The first person I called was my mom. Both my parents are immigrants, so I feel like sometimes things can go over her head because I don’t even think she gets the parent emails or anything. I’m from Boston, so I wasn’t going anywhere. I always knew that was a privilege; I never had to worry about moving across the country or taking a train or anything like that.
I’m a first-generation college student. I think every first-generation student has their own feelings about college. For me, for my whole life, my parents have been telling me that I’m going to go to college, I’m going to get a bachelor’s degree. I’ve envisioned myself doing that for such a long time. I still graduated, I still have my bachelor’s degree, all that is still there, it’s just pretty sad to not be around friends and families to celebrate the accomplishments.
I’m the Student Government Association Class of 2020 president, so I had literally just planned all of senior week. And then this happened. The only reason I became class president was to plan senior week, and then it didn’t happen. I’ve been keeping myself busy, so I don’t think about it, really. It’s hard to dwell on something when you’re busy doing work and applying to jobs, things like that. Jason Meier and me and a group of seniors have been working closely trying their best to make sure that our celebrations do happen, and trying to make sure the class of 2020 isn’t pushed aside—that Emerson does recognize us, and recognize the work that we’ve put into our college careers for the past four years.

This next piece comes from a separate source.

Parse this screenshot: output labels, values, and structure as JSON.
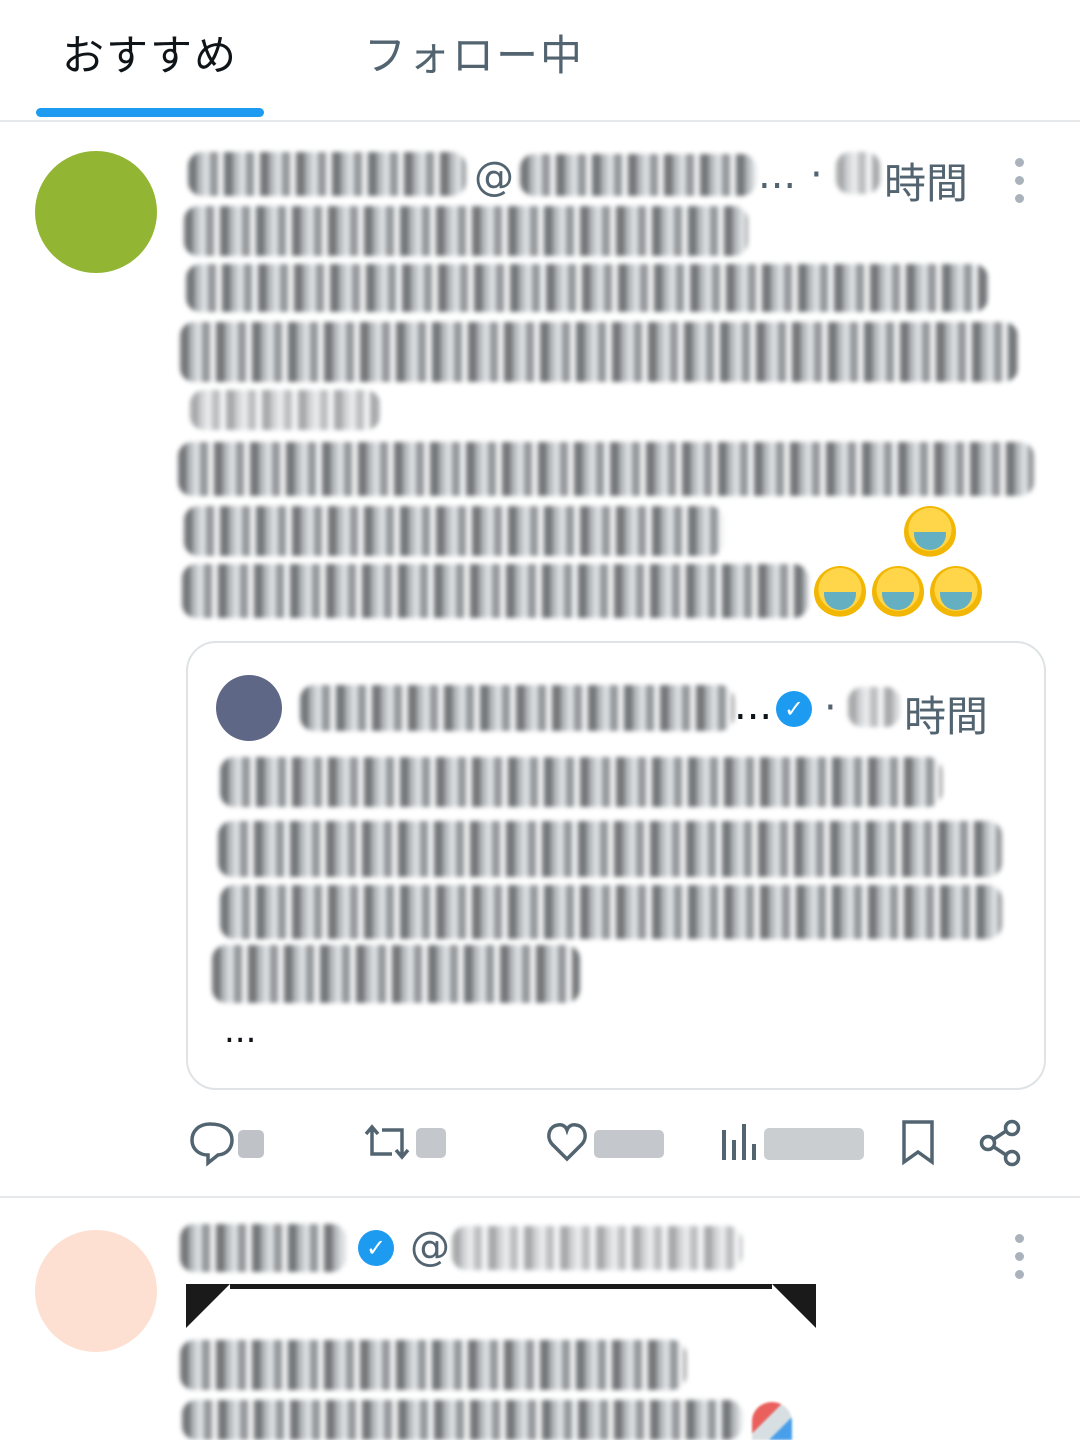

I think I’ll miss the sense of community at Emerson the most. Where Boylston and Tremont intersect, you see everyone and anyone, and you say hi to 10 different people. Being able to see my friends and having all of my friends in one space is really nice. I had no plans this summer, I was just going to get a summer job. I’m a tour guide at Emerson, so I wanted to be a tour guide at Fenway Park. Clearly that’s not happening, because baseball season is canceled. Now I’m scrambling and trying to figure out where I’m going to get income. I don’t even know what kind of job I should get right now—it’s a very confusing time in that sense.
I’m currently in an apartment in East Boston, and I do have plans to move back home at the end of this month purely to save money. It really depends on the situation, but my goal has been to move to LA by September, and that’s still my goal.